I am just back from the Singularity Summit that took place in NY during the week-end of 3-4 Oct 2009.
I will make a separate report on the rest of the event, but i was completely blown away by the 30 min speech by Peter Thiel and following panel discussion with Venture Capitalists.
Peter Thiel is president of Clarium, a global macro hedge fund. He is also the founder and chairman of Palantir Technologies, a national security software firm, and a founding investor and board member of Facebook, which serves more than 200 million active users. He helps launch many other new technology companies as a founder and partner of the Founders Fund. Previously, he was founder and CEO of PayPal, which manages more than 175 million financial accounts.
Peter Thiel has philosophy and law degrees from Stanford University, where he occasionally teaches on globalization and sovereignty and serves on the board of overseers of the Hoover Institution. He funds research in artificial intelligence and life extension technologies.
See for his other investments on the above link to Wikipedia. It also becomes very apparent what a fine crew must have been at the basis of PayPal. Many of the ex-PayPallers have created very successful companies.
Also his philanthropic endeavors in the Singularity Institute, the Methuselah Mouse Prize foundation (Michael Rose himself was also at the conference) and Dr. de Grey’s work on extending human life span are some examples where Thiel’s long term vision is. I will come back later in this blog post on “time horizons”
But back to his 30 min speech at the Singularity Summit.
First his appearance. He made me immediately think about Steve Ballmer: his eyes are hypnotizing. His body language shows "withhold energy”. His jaws and mouth tense. Ready to explode. Clearly fit and in top shape. Laser sharp attention when somebody asks a question. Always listening and answering with respect.
And he delivered his speech without any supporting slide, and – as far as i could see – without any notes nor an autocue or something like that.
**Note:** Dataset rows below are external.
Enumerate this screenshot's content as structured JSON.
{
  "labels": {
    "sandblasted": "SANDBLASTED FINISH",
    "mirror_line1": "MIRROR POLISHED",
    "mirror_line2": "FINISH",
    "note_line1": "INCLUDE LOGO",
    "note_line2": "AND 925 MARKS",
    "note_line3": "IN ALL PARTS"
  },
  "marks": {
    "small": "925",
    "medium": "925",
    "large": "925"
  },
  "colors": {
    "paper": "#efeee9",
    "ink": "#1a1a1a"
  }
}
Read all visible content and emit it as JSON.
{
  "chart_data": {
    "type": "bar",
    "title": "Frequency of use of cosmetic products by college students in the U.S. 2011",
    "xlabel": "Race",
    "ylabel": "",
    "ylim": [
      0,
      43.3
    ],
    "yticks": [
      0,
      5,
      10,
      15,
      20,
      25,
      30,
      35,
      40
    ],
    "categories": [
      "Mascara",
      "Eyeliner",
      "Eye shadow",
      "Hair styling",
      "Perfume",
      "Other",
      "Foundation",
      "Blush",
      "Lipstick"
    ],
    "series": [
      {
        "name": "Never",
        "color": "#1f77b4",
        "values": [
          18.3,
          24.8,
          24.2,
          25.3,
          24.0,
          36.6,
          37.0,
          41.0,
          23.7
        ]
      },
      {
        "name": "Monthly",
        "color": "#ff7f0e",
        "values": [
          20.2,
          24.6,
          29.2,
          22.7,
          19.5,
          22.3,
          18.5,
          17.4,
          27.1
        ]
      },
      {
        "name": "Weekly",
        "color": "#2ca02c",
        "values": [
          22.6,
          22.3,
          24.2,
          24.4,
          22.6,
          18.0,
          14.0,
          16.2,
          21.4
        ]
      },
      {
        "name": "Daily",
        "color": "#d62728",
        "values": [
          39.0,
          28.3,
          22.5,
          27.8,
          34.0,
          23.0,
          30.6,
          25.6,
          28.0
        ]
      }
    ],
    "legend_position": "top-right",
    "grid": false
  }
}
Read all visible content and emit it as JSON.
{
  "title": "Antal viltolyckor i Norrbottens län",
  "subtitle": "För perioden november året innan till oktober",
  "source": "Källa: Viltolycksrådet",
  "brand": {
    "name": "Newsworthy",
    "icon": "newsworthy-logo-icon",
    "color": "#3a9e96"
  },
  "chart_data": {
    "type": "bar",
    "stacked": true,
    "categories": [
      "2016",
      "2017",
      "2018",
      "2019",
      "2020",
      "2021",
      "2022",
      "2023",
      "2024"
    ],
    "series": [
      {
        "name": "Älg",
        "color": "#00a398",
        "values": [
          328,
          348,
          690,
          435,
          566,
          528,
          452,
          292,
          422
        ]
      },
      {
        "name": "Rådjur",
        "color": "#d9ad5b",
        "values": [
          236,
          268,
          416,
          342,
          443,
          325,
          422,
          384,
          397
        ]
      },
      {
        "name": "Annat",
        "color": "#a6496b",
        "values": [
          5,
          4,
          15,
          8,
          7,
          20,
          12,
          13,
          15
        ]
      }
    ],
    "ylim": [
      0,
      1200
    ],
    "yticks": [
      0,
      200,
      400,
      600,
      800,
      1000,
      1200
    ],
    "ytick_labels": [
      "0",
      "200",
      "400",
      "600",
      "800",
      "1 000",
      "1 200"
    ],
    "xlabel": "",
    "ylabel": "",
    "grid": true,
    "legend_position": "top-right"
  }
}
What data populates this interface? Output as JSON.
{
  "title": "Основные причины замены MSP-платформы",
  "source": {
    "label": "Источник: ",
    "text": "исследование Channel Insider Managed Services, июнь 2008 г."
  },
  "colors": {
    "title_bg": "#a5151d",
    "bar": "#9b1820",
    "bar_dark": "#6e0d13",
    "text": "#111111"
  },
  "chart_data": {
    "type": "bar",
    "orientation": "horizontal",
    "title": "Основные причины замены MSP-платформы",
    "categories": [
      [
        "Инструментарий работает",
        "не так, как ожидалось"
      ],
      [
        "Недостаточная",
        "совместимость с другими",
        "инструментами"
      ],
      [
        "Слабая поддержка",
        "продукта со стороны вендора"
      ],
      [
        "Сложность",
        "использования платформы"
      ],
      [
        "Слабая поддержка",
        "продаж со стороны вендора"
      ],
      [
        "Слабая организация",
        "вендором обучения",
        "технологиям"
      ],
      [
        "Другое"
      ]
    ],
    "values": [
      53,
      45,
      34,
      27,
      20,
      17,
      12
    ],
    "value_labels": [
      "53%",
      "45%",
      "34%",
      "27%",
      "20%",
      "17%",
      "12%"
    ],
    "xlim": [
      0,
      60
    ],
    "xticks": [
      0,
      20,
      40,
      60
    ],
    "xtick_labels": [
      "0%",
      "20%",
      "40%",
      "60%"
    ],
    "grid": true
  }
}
Wow !
The title of his speech last Sunday was “Macroeconomics and Singularity”.
He started his speech with letting the crowd choose between a number of catastrophe scenarios: from bio-terrorism, to nuclear war, global warming, and a couple more like that.
His thesis was that the biggest disaster that could happen would be that the Singularity does not happen quickly. It was the start of a staggering discourse on why innovation – and especially disruptive innovation – is key to the continuation of our society. And in a grandiose move, he interweaved the financial crisis in to all of this.
Credit only works against a background of growth. But if claims of the future (singularity is a good example) don’t realize, that has a big impact on credit, on to be expected returns (which he claims are way too high for non-risk taking investments), and on the basis (growth) of our society at large. Society would still be “functioning” by fixes such as working till the age of 80, or earn less, or have low returns on capital, but that’s not what we understand with progress.
Investing in “tech” firms like Microsoft, Oracle, IBM, and even Google is betting that they will churn their revenues and profits in the foreseeable future. In other words, this is betting that nothing disruptive is going to happen.
A lot of this is driven by short term return horizons. We seem to fix the short term problems, but are stuck with the chronic long term problems.
Having a longer time horizon may be the biggest Chinese advantage.
Some other interesting quotes from his speech and following panel discussion:
- The short run becomes the long run
- All experts are biased in a positive direction, especially when presenting their start-up to VC’s
- The risk of the return of fascism is very underestimated (this is about the emergence of a totalitarian regime trying to control AGI (Artificial General Intelligence) in a (pre)-Singularity time-frame.
- I tend to invest in companies that will loose money for a long time, and a look for disruption
- For every dollar that the government invests in opera, art, etc i want to see a dollar go to technology
- We need to dramatically re-invest in technology education, even at primary school
- I don’t like Darwinism, i prefer guaranteed survival. I could not resist a smile as right after this panel discussion there was Dr. de Grey himself on the agenda.
And about companies to invest in:
- I am mainly looking at the team. And the potential of the people in that team to stay together for the long run, before founders start to argue and have a “farm" shoot-out”
- And whether this team is capable to attract excellence. (I personally love this one as a measure for running a successful company)
- He took his investment in Palantir Technologies as an example for this, where hiring seems to be organized around these themes. Co-incidentally, i had a meeting with Palantir the day before the Singularity Summit. I have mentioned them already several times in my blog and i would like to get them to Innotribe at Sibos 2010.
The effect of his speech was obvious. Where all other speakers at the event got max 2 rows of 4 people queuing for asking questions, there was immediately a row of 15 people of the auditorium eager to ask questions. You could feel the electricity in the air with each response from Peter Thiel.
This guy is sharp. Has vision. Has cred. Has Clout. Is a super-entertaining speaker. Has a story to tell to the financial industry. Peter Thiel would be an ideal keynote speaker for next year’s Sibos in Amsterdam 25-29 Oct 2010. It’s the first thing on my list today: go and see the organizing committee for Sibos 2010.
Of course, he would be great as well for the first event next year of our little Think Tank on Long Term Future (see previous blog posts).